Hacker News new | ask | show | jobs
by JambalayaJimbo 77 days ago
Once you get used to using claude as an abstraction layer you start getting pretty reckless with it.

My organization has the concept of "premium models" where our limits reset every month. I hit my limit pretty quickly last month because I was burning tokens doing things that would have been a simple bash loop in the past - all because I was used to interfacing with Claude at the chat layer for all my automation needs and not thinking any more about it.

1 comments

This is a real danger that I think a lot of people will run into as prices go up more and more in the future.

Completely outside of the productivity debate, offloading cognitive tasks to LLMs leaves you less practiced in them and less ready to do them when the LLM isn't available. When you have to delegate only certain tasks to the LLM for financial reasons, you may find yourself very frustrated.

I'm really hoping locally hosted llms get to the point of competing with current-day frontier models so that we all have "unlimited" usage.
This is the bet of many of the big AI companies, and why they're subsidizing majorly the calls. With the latest cracks by the US gov, it seems Anthropic is starting to reduce those subsidies given their edge in the game. I am starting to consider local models more seriously beside just testing, but nowadays the ram/gpu market is bloated.
Local models just don't seem that useful for me for these particular tasks yet - the most recent versions of Codex and Claude Opus are the first time I've found them to be particularly useful in a "real engineering" context that isn't just vibe coding.

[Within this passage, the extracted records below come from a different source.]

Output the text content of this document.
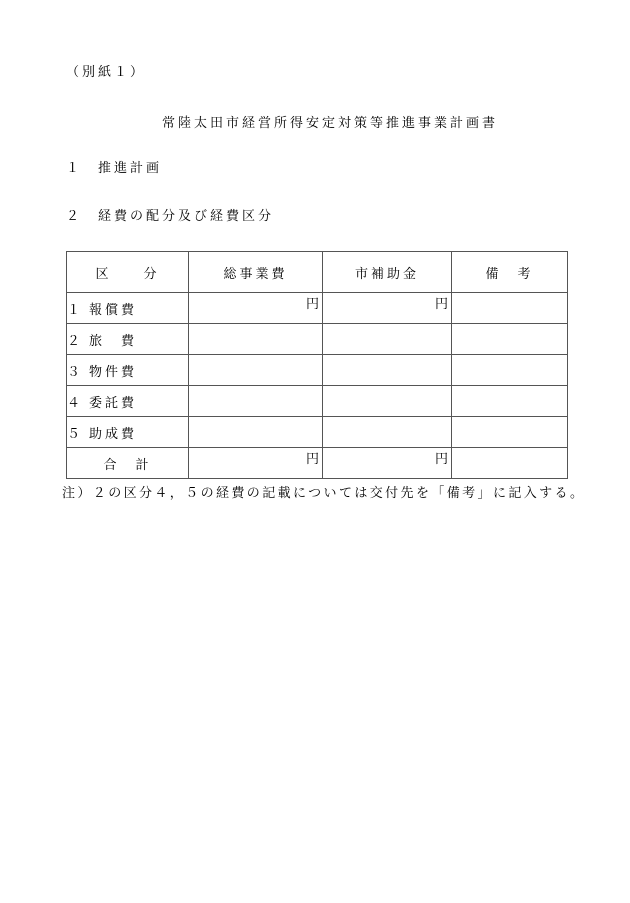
（別紙１）
常陸太田市経営所得安定対策等推進事業計画書
１　推進計画
２　経費の配分及び経費区分
区　　分	総事業費	市補助金	備　考
１ 報償費	円	円	
２ 旅　費			
３ 物件費			
４ 委託費			
５ 助成費			
合　計	円	円	
注）２の区分４，５の経費の記載については交付先を「備考」に記入する。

Google's TurboQuant might help address this, but it also might just widen the gap even further.

I am far on the skeptic edge when it comes to the generative AI side of ML tools though, so do take my opinion with that weight.

Turboquant is totally irrelevant compared to current quantization methods. It has been thoroughly test by people who build inferencing engines for local models. It's all talk no actual meat to it.
Do you have any reading on this? I find it hard to believe something announced a week ago has been “thoroughly tested”.
Their paper TurboQuant (TQ) is not new per say. It's released last year, and heavily rehash of old ideas that were released a year prior (RabitQ). There is also [a bit of drama](https://openreview.net/forum?id=tO3ASKZlok) there that boils down to what it seems a bit of malpractice for google's researchers. TQ does few things: it claims better compression quality and speed, and better KV cache handling. Currently KV cache takes a load of resources beside that of the model itself. Many people applied different quantization strategy for it, but the quality degradation is a too apparent. Enter Attention Rotation. This seems to have genuinely helped KV cache compression as per [llama.cpp latest tests](https://github.com/ggml-org/llama.cpp/pull/21038). On the other hand, [ik_llama.cpp](https://www.reddit.com/r/LocalLLaMA/comments/1s7nq6b/technic...) did tests on the quality of turboquant-3 compared to IQ4 quantized models, and yhe quality degradation is much worse. So it's 2 things: KV compression -> good. Turboquant quantazation -> not good.
Seriously, who isnt planning a local first strategy?
I am sure a lot of people and orgs are - but realistically the majority of users need to understand and prepare not for local-first, but for the fact that they will never have that option for the models they know are the most useful to them.
Every series A-C startup
do you think we're already seeing mental atrophy play out?

or do you think model inference/training will get cheap that we won't reach the point of "high prices"?